Recently a video of a a 90-ish year old woman dancing dancing precisely and energetically to accordion music has been circulating on the internet. You may have seen it too; it deserves to be seen. A powerhouse, this tiny woman. What keeps screaming ‘old crone’ is her dramatic dowagers hump. From the chest down she could be 40. But her breasts point south like dousers, pulling her down for what has had to be some 8+ decades.

This is attributable to osteoporosis of course, but I believe the dowagers hump became the dowagers hump, not the dukes hump for a reason. As women, the cultural demands of modesty dictate that we not flaunt our breasts. And breasts have weight. Doesn’t matter what size they are; If you don’t have your shoulders back and on any level feel a need to conceal them walking down the street, they will with time, pull you down into the shape of a question mark.

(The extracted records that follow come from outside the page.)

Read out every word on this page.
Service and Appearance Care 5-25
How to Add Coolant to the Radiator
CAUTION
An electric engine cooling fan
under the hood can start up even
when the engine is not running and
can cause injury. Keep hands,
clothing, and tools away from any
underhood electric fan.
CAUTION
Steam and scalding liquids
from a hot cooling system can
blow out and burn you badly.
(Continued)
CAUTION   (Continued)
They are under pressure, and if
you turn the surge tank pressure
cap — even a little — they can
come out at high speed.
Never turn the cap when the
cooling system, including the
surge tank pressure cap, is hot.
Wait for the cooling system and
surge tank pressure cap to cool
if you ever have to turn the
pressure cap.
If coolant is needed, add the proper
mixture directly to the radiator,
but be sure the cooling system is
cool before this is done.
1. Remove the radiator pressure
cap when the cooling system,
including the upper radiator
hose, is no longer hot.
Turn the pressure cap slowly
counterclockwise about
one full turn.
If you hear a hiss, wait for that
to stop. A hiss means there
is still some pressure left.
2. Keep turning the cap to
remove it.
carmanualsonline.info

Weight bearing exercise is prescribed as an antidote to the toll time takes on bones. I’m no doctor, but I’ve often heard and read this and it makes sense. The musculature must support the spine as the spine grows frailer. And here we are, as women, walking around to one degree or another with built in kettle bells, but instead doing lifts, we’re letting them drag us down with shame.

There’s verbiage attached to the breast that I find detestable. A boob is an idiot. Its an insult and conveys contempt. It is also one of the most used colloquialisms for breast. So not wanting to be seen as contemptible, we slump.

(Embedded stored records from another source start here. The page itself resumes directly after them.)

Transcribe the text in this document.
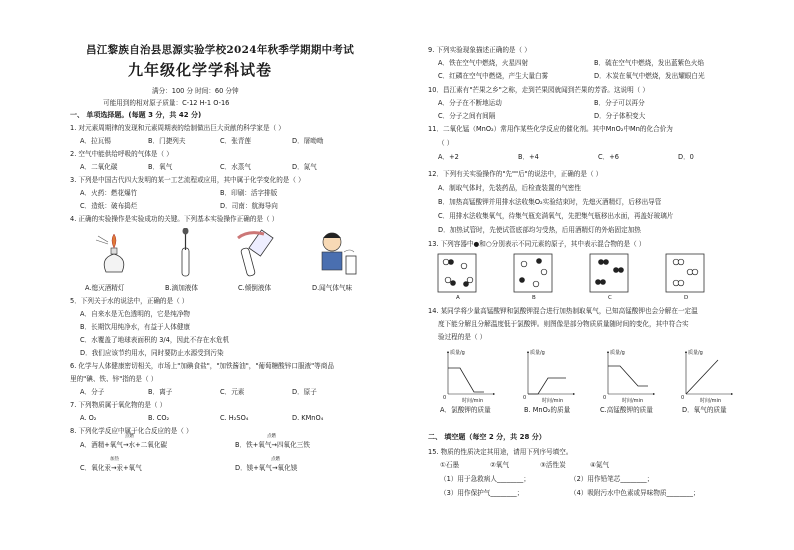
昌江黎族自治县思源实验学校2024年秋季学期期中考试
九年级化学学科试卷
满分：100 分 时间：60 分钟
可能用到的相对原子质量：C-12 H-1 O-16
一、 单项选择题。(每题 3 分，共 42 分)
1. 对元素周期律的发现和元素周期表的绘制做出巨大贡献的科学家是（ ）
A．拉瓦锡	B．门捷列夫	C．张青莲	D．屠呦呦
2. 空气中能供给呼吸的气体是（ ）
A．二氧化碳	B．氧气	C．水蒸气	D．氮气
3. 下列是中国古代四大发明的某一工艺流程或应用，其中属于化学变化的是（ ）
A．火药：燃花爆竹	B．印刷：活字排版
C．造纸：破布捣烂	D．司南：航海导向
4. 正确的实验操作是实验成功的关键。下列基本实验操作正确的是（ ）
A.熄灭酒精灯	B.滴加液体	C.倾倒液体	D.闻气体气味
5．下列关于水的说法中，正确的是（ ）
A．自来水是无色透明的，它是纯净物
B．长期饮用纯净水，有益于人体健康
C．水覆盖了地球表面积的 3/4，因此不存在水危机
D．我们应该节约用水，同时要防止水源受到污染
6. 化学与人体健康密切相关，市场上"加碘食盐"，"加铁酱油"，"葡萄糖酸锌口服液"等商品
里的"碘、铁、锌"指的是（ ）
A．分子	B．离子	C．元素	D．原子
7. 下列物质属于氧化物的是（ ）
A. O₂	B. CO₂	C. H₂SO₄	D. KMnO₄
8. 下列化学反应中属于化合反应的是（ ）
点燃
A．酒精+氧气→水+二氧化碳
点燃
B．铁+氧气→四氧化三铁
加热
C．氧化汞→汞+氧气
点燃
D．镁+氧气→氧化镁
9. 下列实验现象描述正确的是（ ）
A．铁在空气中燃烧，火星四射	B．硫在空气中燃烧，发出蓝紫色火焰
C．红磷在空气中燃烧，产生大量白雾	D．木炭在氧气中燃烧，发出耀眼白光
10．昌江素有"芒果之乡"之称，走到芒果园就闻到芒果的芳香。这说明（ ）
A．分子在不断地运动	B．分子可以再分
C．分子之间有间隔	D．分子体积变大
11．二氧化锰（MnO₂）常用作某些化学反应的催化剂。其中MnO₂中Mn的化合价为
（ ）
A．+2	B．+4	C．+6	D．0
12．下列有关实验操作的"先""后"的说法中，正确的是（ ）
A．制取气体时，先装药品，后检查装置的气密性
B．加热高锰酸钾并用排水法收集O₂实验结束时，先熄灭酒精灯，后移出导管
C．用排水法收集氧气，待集气瓶充满氧气，先把集气瓶移出水面，再盖好玻璃片
D．加热试管时，先使试管底部均匀受热，后用酒精灯的外焰固定加热
13. 下列容器中●和○分别表示不同元素的原子，其中表示混合物的是（ ）
A	B	C	D
14. 某同学将少量高锰酸钾和氯酸钾混合进行加热制取氧气，已知高锰酸钾也会分解在一定温
度下能分解且分解温度低于氯酸钾。则图像是部分物质质量随时间的变化，其中符合实
验过程的是（ ）
质量/g
时间/min
0
质量/g
时间/min
0
质量/g
时间/min
0
质量/g
时间/min
0
A．氯酸钾的质量	B. MnO₂的质量	C.高锰酸钾的质量	D．氧气的质量
二、 填空题（每空 2 分，共 28 分）
15. 物质的性质决定其用途，请用下列序号填空。
①石墨	②氧气	③活性炭	④氮气
（1）用于急救病人________；	（2）用作铅笔芯________；
（3）用作保护气________；	（4）吸附污水中色素或异味物质________；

I say no to boobs. So what then? Tits? Melons? Rack? Gazongas? Nah. Animals. I say yes to animals. Stick those animals out, ladies. Animals are wild, alive and know no shame.

Stand up, press your shoulders back and down, and lift your sternum towards the sky. It will feel forced, exaggerated. But then look sideways in a mirror. You will see someone simply standing up straight. Now breathe, and relax your lower back. If you tend to have some pain there, you will probably feel it disappear. A weight has been lifted. And now the challenge: Go out and walk around like that. Breathe into it. Keep your back relaxed. (Thats right, your hips will sway.)

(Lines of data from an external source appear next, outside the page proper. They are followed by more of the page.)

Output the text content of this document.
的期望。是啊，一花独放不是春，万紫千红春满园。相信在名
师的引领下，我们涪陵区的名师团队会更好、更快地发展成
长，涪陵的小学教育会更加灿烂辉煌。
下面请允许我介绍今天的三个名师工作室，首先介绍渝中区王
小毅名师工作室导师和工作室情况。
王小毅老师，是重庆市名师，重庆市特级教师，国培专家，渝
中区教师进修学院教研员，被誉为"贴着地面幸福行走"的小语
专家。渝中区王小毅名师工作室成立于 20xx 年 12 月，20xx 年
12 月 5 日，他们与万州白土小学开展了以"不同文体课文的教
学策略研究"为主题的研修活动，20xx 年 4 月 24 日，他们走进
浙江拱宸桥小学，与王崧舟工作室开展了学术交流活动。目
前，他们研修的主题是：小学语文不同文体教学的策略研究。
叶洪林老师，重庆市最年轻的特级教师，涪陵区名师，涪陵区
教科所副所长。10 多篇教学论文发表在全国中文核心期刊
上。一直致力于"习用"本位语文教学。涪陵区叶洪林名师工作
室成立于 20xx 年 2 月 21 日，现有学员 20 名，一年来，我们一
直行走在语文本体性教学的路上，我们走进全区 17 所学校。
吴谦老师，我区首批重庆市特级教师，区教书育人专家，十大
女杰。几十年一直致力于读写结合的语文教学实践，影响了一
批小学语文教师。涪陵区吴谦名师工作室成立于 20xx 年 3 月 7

Notice who’s around when you want to let your chest cave in. Resist, make eye contact, and carry on. This alone will change your life. And don’t worry. Oddly enough, no one will fuck with you. I know its tougher when you’re young. But when you’re my age you know what happens,? Other women start to shout out at you on the street: “love your hair!” “That necklace really works on you!” (its a tattoo, actually.)

You get cheered on, not jeered on. You are no longer invisible.